If You Exempt It, They Will Come?

SB 429, sponsored by Sen. Mary Kay Papen (D-Las Cruces), is titled the “Spaceport Confidential Records Act.” The bill would make “sensitive and proprietary private entity customer information” maintained by New Mexico’s spaceport authority — proprietor of “Spaceport America” — exempt from the Inspection of Public Records Act.

Given how little activity is occurring at New Mexico’s boondoggle-in-the-desert, the legislation seems rather unnecessary. With zero launches in all of 2016, and nothing headed for space so far in 2017, it’s not likely that many launch companies are concerned over prying eyes using New Mexico’s freedom-of-information law to ferret out trade secrets.

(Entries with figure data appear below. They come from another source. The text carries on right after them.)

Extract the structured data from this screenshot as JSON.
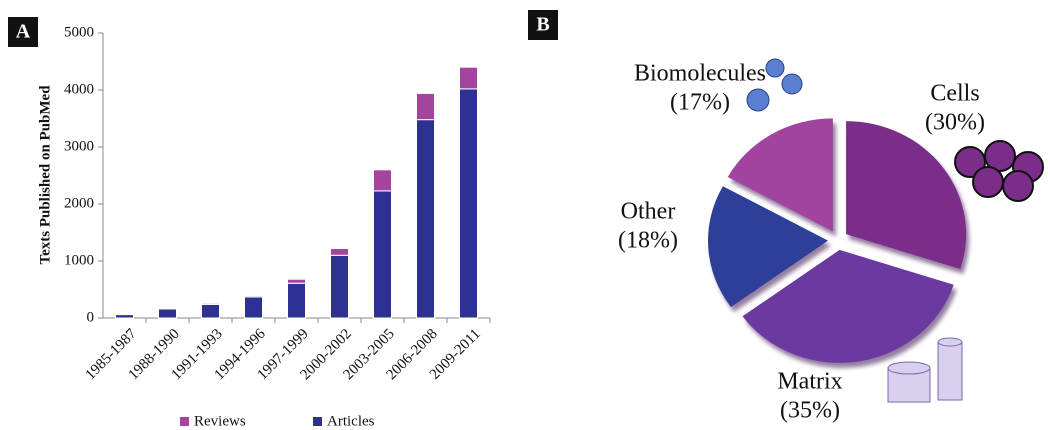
{
  "chart_data": [
    {
      "type": "bar",
      "panel_label": "A",
      "stacked": true,
      "ylabel": "Texts Published on PubMed",
      "categories": [
        "1985-1987",
        "1988-1990",
        "1991-1993",
        "1994-1996",
        "1997-1999",
        "2000-2002",
        "2003-2005",
        "2006-2008",
        "2009-2011"
      ],
      "series": [
        {
          "name": "Articles",
          "color": "#2e3192",
          "values": [
            60,
            160,
            240,
            370,
            610,
            1100,
            2230,
            3480,
            4020
          ]
        },
        {
          "name": "Reviews",
          "color": "#a4449c",
          "values": [
            10,
            15,
            20,
            20,
            70,
            120,
            370,
            460,
            380
          ]
        }
      ],
      "ylim": [
        0,
        5000
      ],
      "yticks": [
        0,
        1000,
        2000,
        3000,
        4000,
        5000
      ],
      "legend": "bottom"
    },
    {
      "type": "pie",
      "panel_label": "B",
      "categories": [
        "Cells",
        "Matrix",
        "Other",
        "Biomolecules"
      ],
      "values": [
        30,
        35,
        18,
        17
      ],
      "value_labels": [
        "(30%)",
        "(35%)",
        "(18%)",
        "(17%)"
      ],
      "colors": [
        "#7b2d8a",
        "#6a3aa0",
        "#2e3f9a",
        "#a0449f"
      ]
    }
  ]
}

Meanwhile, the space industry stubbornly refuses to come to New Mexico to put its payloads in orbit. Recent developments at other facilities include:

* World View Enterprises opened “its new Global Headquarters campus, collocated with Spaceport Tucson,” calling it “the world’s first purpose-built commercial gateway to the Stratosphere.” For years, Spaceport America bureaucrats mentioned the company as a potential tenant. WVE decided otherwise, picking Arizona “after a rigorous nation-wide search and negotiations with multiple state agencies.”

* The FAA continues to evaluate LauncherOne’s proposal to place small satellites in orbit from California’s Mojave Air and Space Port. Virgin Galactic, the company that was supposed to start sending tourists on suborbital flights from Spaceport America years ago, owns LauncherOne.

* Way up in Canada, Maritime Launch Services, “a newly registered company in Nova Scotia with roots in the U.S and the Ukraine,” is looking to send medium-class payloads into orbit from the Maritime province.

* Way down in New Zealand, Rocket Lab is conducting “pre-flight tests and checkouts” for the inaugural launch of its Electron rocket. In January, The Wall Street Journal reported that the startup firm’s facility, located on the Mahia Peninsula, has locals sensing “an opportunity for jobs and rocket tourism in their new but still alien industry, with plans to build holiday units and offer bus rides to starry-eyed space tourists.”

Maybe instead of drafting legislation that doubles down on New Mexico’s dismal “investment” in Spaceport America, Sen. Papen should work with Sen. George Munoz (D-Gallup) to offer the white elephant to the highest bidder.